CONTEXTO

Apesar de muitos avanços no Brasil nas últimas décadas, ainda são necessários esforços significativos para tornar universal o acesso a direitos, informações, serviços, insumos e condições sociais para assegurar plenamente os direitos sexuais e reprodutivos das mulheres:

  • O único objetivo na Agenda de Desenvolvimento do Milênio que não foi atingido pelo Brasil foi a redução de mortalidade materna. O número de 61 óbitos maternos por 100 mil nascidos vivos em 2015[1] ainda é quase o dobro da meta estabelecida para 2015.
  • Aproximadamente 30% das mulheres que deram à luz em hospitais selecionados pela Pesquisa Nascer no Brasil, da Fiocruz, disseram que a gestação não havia sido planejada.[2]
  • Enquanto, no Brasil, a taxa de fecundidade de adolescentes entre 15 a 19 anos foi de 65 por 1 mil meninas entre 2006 e 2015, ela ficou abaixo de 10 em diversos países desenvolvidos.[3]
  • A incidência de HIV, que se mantém estável na média do país, eleva-se entre adolescentes. [4] 
  • A educação integral em sexualidade em geral não integra o currículo das escolas de Educação Básica no Brasil.

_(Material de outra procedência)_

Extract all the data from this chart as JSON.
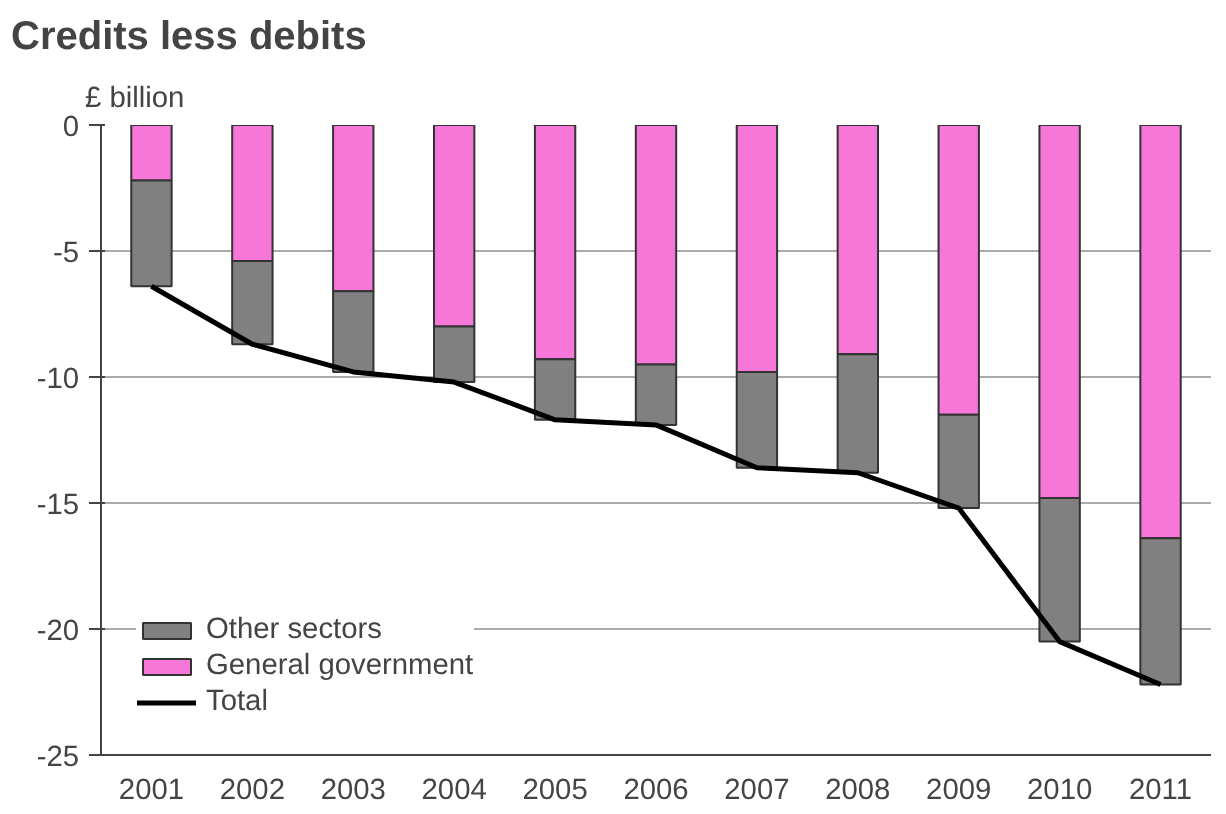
{
  "chart_data": {
    "type": "bar",
    "title": "Credits less debits",
    "ylabel": "£ billion",
    "stacked": true,
    "categories": [
      "2001",
      "2002",
      "2003",
      "2004",
      "2005",
      "2006",
      "2007",
      "2008",
      "2009",
      "2010",
      "2011"
    ],
    "series": [
      {
        "name": "General government",
        "color": "#f777d9",
        "values": [
          -2.2,
          -5.4,
          -6.6,
          -8.0,
          -9.3,
          -9.5,
          -9.8,
          -9.1,
          -11.5,
          -14.8,
          -16.4
        ]
      },
      {
        "name": "Other sectors",
        "color": "#808080",
        "values": [
          -4.2,
          -3.3,
          -3.2,
          -2.2,
          -2.4,
          -2.4,
          -3.8,
          -4.7,
          -3.7,
          -5.7,
          -5.8
        ]
      },
      {
        "name": "Total",
        "type": "line",
        "color": "#000000",
        "values": [
          -6.4,
          -8.7,
          -9.8,
          -10.2,
          -11.7,
          -11.9,
          -13.6,
          -13.8,
          -15.2,
          -20.5,
          -22.2
        ]
      }
    ],
    "ylim": [
      -25,
      0
    ],
    "yticks": [
      0,
      -5,
      -10,
      -15,
      -20,
      -25
    ],
    "grid": "y",
    "legend": "bottom left"
  }
}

A superação desses desafios implica no enfrentamento de um conjunto de fatores, que incluem desde as limitações no investimento público em saúde sexual e reprodutiva até o baixo grau de igualdade de gênero e empoderamento das mulheres em nosso país, aprofundados pelas desigualdades racial e regionais, entre outras.

Nesse cenário, como o setor privado e organizações filantrópicas podem atuar para o fortalecimento da agenda de saúde e direitos sexuais e reprodutivos no Brasil?

O Objetivo do Desenvolvimento Sustentável (ODS 17) (Parcerias para os Objetivos) aponta para a colaboração multissetorial como a solução. Parcerias viabilizam uma atuação alinhada, e permitem uma ação coordenada em torno de uma agenda, uma narrativa e um conjunto de prioridades. Essas parcerias constituem espaços de inovação, de troca de conhecimento e tecnologia e foi por essa razão que a Aliança pela Saúde e pelos Direitos Sexuais e Reprodutivos no Brasil foi criada.

 

1 FIOCRUZ, Pesquisa Nascer no Brasil, Sumário Executivo, Rio de Janeiro, p. 6.
2 Idem, p. 3.
3 Situação da População Mundial/UNFPA 2017, p. 118, disponível em www.unfpa.org.br
4 MINISTÉRIO DA SAÚDE. Programa Nacional de DST/AIDS. AIDS: Brasil. Boletim epidemiológico, Brasília: 2017, p. 25.